Bail or jail: on bail law reforms

The Law Commission’s report on bail law reforms deserves urgent attention

May 25, 2017 10:49 pm | Updated May 26, 2017 12:00 am IST

That bail is the norm and jail the exception is a principle that is limited in its application to the affluent, the powerful and the influential. The Law Commission, in its 268th Report, highlights this problem once again by remarking that it has become the norm for the rich and powerful to get bail with ease, while others languish in prison. While making recommendations to make it easier for all those awaiting trial to obtain bail, the Commission, headed by former Supreme Court judge B.S. Chauhan, grimly observes that “the existing system of bail in India is inadequate and inefficient to accomplish its purpose.” One of the first duties of those administering criminal justice must be that bail practices are “fair and evidence-based”. “Decisions about custody or release should not be influenced to the detriment of the person accused of an offence by factors such as gender, race, ethnicity, financial conditions or social status,” the report says. The main reason that 67% of the current prison population is made up of undertrials is the great inconsistency in the grant of bail. Even when given bail, most are unable to meet the onerous financial conditions to avail it. The Supreme Court had noticed this in the past, and bemoaned the fact that poverty appears to be the main reason for the incarceration of many prisoners, as they are unable to afford bail bonds or provide sureties. The Commission’s report recommending a set of significant changes to the law on bail deserves urgent attention.

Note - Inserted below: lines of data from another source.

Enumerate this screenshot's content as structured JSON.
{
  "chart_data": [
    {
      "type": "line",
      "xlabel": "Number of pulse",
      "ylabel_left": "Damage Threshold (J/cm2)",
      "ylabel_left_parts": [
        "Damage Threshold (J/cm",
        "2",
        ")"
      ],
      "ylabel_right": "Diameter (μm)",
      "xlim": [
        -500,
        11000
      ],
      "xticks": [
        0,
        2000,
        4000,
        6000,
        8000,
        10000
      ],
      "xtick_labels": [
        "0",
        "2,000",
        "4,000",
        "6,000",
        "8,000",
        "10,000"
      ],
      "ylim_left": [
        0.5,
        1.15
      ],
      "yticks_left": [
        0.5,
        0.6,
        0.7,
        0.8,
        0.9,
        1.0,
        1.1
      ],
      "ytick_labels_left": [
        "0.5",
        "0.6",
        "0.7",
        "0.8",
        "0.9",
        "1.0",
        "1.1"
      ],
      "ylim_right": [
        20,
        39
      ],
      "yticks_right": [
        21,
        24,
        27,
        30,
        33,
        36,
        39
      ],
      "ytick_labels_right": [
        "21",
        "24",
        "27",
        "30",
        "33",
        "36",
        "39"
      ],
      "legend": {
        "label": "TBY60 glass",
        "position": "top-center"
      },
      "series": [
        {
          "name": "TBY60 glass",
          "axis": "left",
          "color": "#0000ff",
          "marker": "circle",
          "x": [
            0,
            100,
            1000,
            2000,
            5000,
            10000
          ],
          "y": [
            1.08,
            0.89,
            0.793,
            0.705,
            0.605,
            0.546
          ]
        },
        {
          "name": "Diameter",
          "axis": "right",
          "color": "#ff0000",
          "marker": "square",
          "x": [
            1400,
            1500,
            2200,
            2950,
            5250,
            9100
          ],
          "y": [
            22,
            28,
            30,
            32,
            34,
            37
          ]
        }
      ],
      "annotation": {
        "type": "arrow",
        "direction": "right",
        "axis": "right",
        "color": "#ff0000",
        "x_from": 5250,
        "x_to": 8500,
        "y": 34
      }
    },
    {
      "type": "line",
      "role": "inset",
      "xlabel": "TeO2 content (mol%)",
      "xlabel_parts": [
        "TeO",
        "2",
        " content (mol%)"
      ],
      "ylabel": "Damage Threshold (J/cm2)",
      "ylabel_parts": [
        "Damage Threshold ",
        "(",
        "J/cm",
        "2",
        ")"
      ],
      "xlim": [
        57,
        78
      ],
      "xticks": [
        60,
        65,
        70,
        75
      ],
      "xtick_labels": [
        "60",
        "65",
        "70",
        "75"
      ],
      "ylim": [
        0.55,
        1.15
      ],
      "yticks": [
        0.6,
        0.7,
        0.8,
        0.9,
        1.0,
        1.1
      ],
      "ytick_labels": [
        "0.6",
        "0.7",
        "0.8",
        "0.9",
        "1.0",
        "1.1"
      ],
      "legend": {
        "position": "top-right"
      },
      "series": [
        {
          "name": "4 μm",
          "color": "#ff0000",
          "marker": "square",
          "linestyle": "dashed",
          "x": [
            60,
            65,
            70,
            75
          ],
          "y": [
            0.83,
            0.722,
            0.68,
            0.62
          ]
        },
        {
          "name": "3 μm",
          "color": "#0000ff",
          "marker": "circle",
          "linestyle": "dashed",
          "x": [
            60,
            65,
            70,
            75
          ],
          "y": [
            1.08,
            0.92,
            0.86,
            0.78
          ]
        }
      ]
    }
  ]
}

The Commission seeks to improve on a provision introduced in 2005 to grant relief to thousands of prisoners languishing without trial and to decongest India’s overcrowded prisons. Section 436A of the Code of Criminal Procedure stipulates that a prisoner shall be released on bail on personal bond if he or she has undergone detention of half the maximum period of imprisonment specified for that offence. The Law Commission recommends that those detained for an offence that would attract up to seven years’ imprisonment be released on completing one-third of that period, and those charged with offences attracting a longer jail term, after they complete half of that period. For those who had spent the whole period as undertrials, the period undergone may be considered for remission. In general terms, the Commission cautions the police against needless arrests and magistrates against mechanical remand orders. It gives an illustrative list of conditions that could be imposed in lieu of sureties or financial bonds. It advocates the need to impose the “least restrictive conditions”. However, as the report warns, bail law reform is not the panacea for all problems of the criminal justice system. Be it overcrowded prisons or unjust incarceration of the poor, the solution lies in expediting the trial process. For, in our justice system, delay remains the primary source of injustice.